There’s a good reason reminders about hand washing start showing up in the month before school resumes. “Washing hands,” according to the Center for Disease Control, “prevents illnesses and spread of infections to others.” The website KidsHealth puts it this way: “Good hand washing is the first line of defense against the spread of many illnesses — from the common cold to more serious infections, such as meningitis, bronchiolitis, the flu, hepatitis A, and many types of diarrhea.”

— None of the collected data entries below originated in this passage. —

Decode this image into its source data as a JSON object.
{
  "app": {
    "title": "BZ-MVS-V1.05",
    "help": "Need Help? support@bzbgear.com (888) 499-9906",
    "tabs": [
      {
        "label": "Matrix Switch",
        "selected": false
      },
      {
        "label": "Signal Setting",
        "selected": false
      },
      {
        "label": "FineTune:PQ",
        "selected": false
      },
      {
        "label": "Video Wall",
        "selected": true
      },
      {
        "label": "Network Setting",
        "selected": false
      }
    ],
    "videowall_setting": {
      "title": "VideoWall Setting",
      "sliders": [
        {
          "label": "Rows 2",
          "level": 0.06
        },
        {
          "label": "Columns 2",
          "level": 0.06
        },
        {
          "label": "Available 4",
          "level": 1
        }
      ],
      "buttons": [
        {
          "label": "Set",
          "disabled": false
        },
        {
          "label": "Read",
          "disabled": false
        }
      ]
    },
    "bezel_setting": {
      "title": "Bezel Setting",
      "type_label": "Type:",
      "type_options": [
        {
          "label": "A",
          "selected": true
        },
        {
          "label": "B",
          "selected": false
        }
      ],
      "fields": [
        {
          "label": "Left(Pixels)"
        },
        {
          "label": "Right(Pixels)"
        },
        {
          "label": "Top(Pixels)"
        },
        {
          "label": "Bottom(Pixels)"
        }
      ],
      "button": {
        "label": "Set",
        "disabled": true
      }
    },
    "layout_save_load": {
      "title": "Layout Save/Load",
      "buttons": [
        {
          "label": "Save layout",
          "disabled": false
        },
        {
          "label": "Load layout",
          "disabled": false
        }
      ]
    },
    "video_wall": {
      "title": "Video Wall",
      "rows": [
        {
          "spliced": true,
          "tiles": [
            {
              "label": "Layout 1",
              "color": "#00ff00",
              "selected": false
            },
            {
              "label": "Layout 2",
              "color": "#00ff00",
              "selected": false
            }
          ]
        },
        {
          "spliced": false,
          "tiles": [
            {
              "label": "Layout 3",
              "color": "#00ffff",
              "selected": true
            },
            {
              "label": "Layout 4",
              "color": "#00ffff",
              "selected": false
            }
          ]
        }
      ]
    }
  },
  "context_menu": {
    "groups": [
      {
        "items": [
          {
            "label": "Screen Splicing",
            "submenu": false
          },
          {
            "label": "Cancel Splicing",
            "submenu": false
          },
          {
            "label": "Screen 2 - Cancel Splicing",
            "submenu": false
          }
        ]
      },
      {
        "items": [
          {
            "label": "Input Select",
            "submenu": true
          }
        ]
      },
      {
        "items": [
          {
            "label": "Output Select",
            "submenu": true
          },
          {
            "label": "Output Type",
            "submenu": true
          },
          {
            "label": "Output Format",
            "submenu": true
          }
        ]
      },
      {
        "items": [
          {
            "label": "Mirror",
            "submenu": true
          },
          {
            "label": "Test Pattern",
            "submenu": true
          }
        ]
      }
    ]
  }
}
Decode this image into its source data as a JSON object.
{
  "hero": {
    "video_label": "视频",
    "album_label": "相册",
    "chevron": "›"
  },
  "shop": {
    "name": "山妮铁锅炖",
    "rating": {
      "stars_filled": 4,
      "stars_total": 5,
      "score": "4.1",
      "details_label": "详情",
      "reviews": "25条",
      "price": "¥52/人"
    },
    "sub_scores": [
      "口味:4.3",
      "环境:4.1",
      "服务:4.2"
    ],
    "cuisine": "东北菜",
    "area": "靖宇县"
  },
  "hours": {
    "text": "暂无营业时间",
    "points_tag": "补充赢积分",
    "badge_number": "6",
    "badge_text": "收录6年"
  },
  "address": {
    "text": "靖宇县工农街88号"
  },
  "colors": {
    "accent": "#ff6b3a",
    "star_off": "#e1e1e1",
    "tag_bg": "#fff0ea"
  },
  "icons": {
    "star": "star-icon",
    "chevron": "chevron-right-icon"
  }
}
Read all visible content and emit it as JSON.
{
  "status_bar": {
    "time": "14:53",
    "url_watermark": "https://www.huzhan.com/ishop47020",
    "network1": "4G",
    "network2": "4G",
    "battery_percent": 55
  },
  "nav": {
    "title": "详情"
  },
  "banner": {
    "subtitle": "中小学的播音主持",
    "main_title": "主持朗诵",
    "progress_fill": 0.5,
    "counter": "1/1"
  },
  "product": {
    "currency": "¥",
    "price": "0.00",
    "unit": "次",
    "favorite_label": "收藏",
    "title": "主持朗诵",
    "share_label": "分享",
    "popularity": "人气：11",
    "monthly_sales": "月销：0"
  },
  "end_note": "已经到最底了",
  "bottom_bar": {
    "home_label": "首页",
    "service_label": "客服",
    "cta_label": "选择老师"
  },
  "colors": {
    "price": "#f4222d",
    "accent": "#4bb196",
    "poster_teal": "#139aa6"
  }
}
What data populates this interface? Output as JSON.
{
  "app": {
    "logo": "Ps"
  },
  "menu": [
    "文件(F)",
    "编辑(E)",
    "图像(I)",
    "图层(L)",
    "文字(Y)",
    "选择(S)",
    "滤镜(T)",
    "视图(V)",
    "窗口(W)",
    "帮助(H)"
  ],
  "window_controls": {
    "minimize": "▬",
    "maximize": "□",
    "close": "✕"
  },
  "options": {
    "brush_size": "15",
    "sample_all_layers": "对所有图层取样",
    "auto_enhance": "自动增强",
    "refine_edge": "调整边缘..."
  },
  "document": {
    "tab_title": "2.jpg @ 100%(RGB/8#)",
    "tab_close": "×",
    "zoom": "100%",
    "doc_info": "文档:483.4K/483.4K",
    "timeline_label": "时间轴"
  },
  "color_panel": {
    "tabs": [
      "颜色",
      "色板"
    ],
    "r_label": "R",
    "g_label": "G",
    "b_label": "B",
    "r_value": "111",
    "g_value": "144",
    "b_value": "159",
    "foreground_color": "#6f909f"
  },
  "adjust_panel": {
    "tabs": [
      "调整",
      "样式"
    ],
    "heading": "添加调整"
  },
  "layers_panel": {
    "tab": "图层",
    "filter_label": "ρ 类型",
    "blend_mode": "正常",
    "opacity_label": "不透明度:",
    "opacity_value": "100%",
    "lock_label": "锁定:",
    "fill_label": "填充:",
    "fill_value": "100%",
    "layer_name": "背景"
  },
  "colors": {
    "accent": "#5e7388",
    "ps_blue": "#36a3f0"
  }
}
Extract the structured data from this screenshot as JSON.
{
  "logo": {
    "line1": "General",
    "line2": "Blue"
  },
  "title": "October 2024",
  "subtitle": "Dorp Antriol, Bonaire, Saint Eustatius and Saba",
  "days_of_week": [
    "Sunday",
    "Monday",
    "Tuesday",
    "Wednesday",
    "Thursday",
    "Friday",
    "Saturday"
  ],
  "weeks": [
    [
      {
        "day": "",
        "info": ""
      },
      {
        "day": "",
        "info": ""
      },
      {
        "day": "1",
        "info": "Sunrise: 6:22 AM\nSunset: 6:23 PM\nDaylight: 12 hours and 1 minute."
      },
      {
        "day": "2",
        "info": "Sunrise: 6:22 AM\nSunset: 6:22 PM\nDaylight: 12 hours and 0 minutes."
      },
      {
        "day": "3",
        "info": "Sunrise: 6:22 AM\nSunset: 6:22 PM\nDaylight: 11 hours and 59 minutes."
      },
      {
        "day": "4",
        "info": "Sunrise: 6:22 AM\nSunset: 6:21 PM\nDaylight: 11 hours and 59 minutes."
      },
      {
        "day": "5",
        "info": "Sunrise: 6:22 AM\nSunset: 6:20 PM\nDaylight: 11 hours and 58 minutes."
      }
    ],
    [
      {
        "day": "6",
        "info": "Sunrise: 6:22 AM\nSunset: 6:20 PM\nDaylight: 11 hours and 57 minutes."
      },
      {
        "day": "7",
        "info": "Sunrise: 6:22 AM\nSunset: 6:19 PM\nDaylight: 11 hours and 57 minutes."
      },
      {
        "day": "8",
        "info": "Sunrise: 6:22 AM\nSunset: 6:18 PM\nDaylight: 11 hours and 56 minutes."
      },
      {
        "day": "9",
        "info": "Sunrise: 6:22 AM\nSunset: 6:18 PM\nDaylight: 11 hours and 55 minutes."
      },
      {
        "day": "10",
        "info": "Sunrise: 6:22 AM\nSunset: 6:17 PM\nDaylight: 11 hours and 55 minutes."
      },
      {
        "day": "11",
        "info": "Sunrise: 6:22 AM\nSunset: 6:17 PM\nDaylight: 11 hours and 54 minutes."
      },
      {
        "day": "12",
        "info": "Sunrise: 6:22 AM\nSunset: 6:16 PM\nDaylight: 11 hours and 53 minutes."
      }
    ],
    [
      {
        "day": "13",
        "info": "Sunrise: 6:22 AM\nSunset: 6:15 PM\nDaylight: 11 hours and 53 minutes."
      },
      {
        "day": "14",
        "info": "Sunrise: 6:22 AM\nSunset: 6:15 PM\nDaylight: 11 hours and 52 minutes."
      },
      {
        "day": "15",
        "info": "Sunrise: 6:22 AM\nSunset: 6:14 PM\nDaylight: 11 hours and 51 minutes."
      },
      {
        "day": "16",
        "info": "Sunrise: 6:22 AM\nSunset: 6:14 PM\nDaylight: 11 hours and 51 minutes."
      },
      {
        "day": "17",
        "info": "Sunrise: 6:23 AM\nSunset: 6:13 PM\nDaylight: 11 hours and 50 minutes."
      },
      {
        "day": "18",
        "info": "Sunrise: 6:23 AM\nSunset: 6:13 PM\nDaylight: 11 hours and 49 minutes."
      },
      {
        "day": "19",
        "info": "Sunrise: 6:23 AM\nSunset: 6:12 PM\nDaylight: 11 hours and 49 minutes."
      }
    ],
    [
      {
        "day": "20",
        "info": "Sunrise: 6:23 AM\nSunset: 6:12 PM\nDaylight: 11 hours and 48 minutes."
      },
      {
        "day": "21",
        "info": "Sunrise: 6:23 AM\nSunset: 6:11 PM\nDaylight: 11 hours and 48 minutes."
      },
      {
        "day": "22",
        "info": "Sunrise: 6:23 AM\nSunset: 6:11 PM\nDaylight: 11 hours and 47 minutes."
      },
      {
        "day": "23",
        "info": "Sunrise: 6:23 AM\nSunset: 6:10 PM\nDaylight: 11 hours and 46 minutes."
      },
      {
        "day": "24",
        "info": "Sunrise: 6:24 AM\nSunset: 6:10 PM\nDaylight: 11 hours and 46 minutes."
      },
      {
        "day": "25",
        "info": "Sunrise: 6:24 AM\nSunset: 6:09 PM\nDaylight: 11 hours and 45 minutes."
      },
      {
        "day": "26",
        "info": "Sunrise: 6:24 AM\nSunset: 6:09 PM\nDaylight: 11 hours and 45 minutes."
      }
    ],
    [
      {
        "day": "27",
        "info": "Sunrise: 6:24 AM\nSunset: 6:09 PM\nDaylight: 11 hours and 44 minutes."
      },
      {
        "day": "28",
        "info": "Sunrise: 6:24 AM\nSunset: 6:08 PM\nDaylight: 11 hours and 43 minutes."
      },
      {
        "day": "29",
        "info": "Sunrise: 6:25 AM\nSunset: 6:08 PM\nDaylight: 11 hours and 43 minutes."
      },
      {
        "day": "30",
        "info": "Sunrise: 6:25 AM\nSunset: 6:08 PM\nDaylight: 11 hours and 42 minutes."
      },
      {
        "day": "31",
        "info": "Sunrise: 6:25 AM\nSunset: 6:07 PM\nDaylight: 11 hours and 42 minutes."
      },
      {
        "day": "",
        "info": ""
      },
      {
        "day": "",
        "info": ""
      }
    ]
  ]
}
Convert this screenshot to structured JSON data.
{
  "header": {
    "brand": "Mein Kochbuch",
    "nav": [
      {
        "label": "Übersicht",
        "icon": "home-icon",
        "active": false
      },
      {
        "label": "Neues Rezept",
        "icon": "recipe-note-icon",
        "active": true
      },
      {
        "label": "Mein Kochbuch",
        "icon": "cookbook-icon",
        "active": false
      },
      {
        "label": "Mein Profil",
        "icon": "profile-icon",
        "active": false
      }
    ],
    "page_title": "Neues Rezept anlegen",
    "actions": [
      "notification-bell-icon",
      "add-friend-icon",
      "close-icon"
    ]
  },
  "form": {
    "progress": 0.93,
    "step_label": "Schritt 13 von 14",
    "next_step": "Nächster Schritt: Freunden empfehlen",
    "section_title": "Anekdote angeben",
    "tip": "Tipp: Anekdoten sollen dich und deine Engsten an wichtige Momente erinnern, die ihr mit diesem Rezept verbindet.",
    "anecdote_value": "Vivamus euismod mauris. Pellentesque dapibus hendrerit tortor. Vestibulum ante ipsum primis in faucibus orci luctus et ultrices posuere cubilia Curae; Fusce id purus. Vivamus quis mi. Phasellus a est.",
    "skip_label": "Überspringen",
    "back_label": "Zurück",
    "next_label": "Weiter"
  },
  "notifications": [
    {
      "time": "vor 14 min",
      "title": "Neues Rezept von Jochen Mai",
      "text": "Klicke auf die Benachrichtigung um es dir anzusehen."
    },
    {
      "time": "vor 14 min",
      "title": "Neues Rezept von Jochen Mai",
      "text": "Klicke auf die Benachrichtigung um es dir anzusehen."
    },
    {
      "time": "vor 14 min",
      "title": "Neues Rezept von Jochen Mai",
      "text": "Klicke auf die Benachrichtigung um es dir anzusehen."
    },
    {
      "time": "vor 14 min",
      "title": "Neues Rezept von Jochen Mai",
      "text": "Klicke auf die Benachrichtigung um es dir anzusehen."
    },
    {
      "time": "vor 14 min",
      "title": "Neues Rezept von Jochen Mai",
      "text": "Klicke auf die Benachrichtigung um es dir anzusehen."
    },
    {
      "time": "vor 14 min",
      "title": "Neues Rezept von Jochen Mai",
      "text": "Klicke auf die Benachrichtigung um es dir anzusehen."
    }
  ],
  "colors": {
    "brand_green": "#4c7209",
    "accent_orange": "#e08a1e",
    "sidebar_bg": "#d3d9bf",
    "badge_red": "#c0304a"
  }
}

Once kids are back in school and sharing nearly everything in the classroom, germs and infections can be transferred to objects other students touch, then taken home and spread among families who can proceed to take the sharing to work. It’s no surprise the start of school signals the time when we all re-enter the virus loop.
But, it’s later in the school year — when chilly, winter weather ushers in the flu and common cold — that hand-washing becomes especially important.
What About Antibacterial Soap?
Keeping families safe is a strong impulse, one that manufacturers and marketers pay close attention to. It’s at the heart of the industry push behind antibacterial soap. Their approach is simple – if you really want to keep your family safe, you should want a soap that’s made to kill bacteria.
The problem with this approach is antibacterial soap doesn’t work and over the past 40+ years has introduced an ingredient into our homes and water supplies – triclosan – that the FDA considers a pesticide. In fact, the state of Minnesota banned it in 2014.
Despite industry efforts to change the point of hand-washing, the last thing any of us should want on our skin is an ingredient strong enough to kill the most harmful bacteria. The point of hand-washing is to simply remove dirt and germs from your hands.
When to Wash
Hand-washing should be frequent. The website Activebeat.com urges us all to make hand-washing second nature, “because you never know when you’ve come into contact with germs. Wash your hands after using a tissue, taking the garbage out, before eating, during food preparations, after changing a diaper, after playing with pets.” Not only should hand-washing be frequent, it should be thorough – 20 seconds or more with warm water and soap, making sure to get between fingers and under fingernails, where germs like to hide.
The Other Half of Washing
Drying is equally as important as regular, thorough hand-washing. Bacteria can remain on hands after washing and wet hands spread those remaining bacteria far more easily than dry ones. The Mayo Clinic and the University of Bradford in the U.K. have both done studies on the best ways to dry hands after washing. The conclusions were that paper towels and air dryers are best. A further conclusion was that rubbing hands under an air dryer actually decreases the effectiveness of drying, likely bringing buried germs to the surface. In general, like washing, being thorough is essential to drying.
Why Organic Soap?
Organic soap like ours is made to be both skin-compatible and antibacterial from the beginning — from the high-quality ingredients we use in production to our finished products you see in stores. Commercial soap is made cheaply and marketed heavily, with ingredients meant to minimize the stripping nature of its detergent base and to preserve it for the possibility of eight months in a warehouse.
None of these ingredients is included to be good to your skin. For many, switching to organic, skin-compatible soap means their skin isn’t automatically dry after bathing or showering. It can mean not having to use lotion right away and then several times during the day. Using soap made for the skin, rather than for sale, means it might be all you need to use.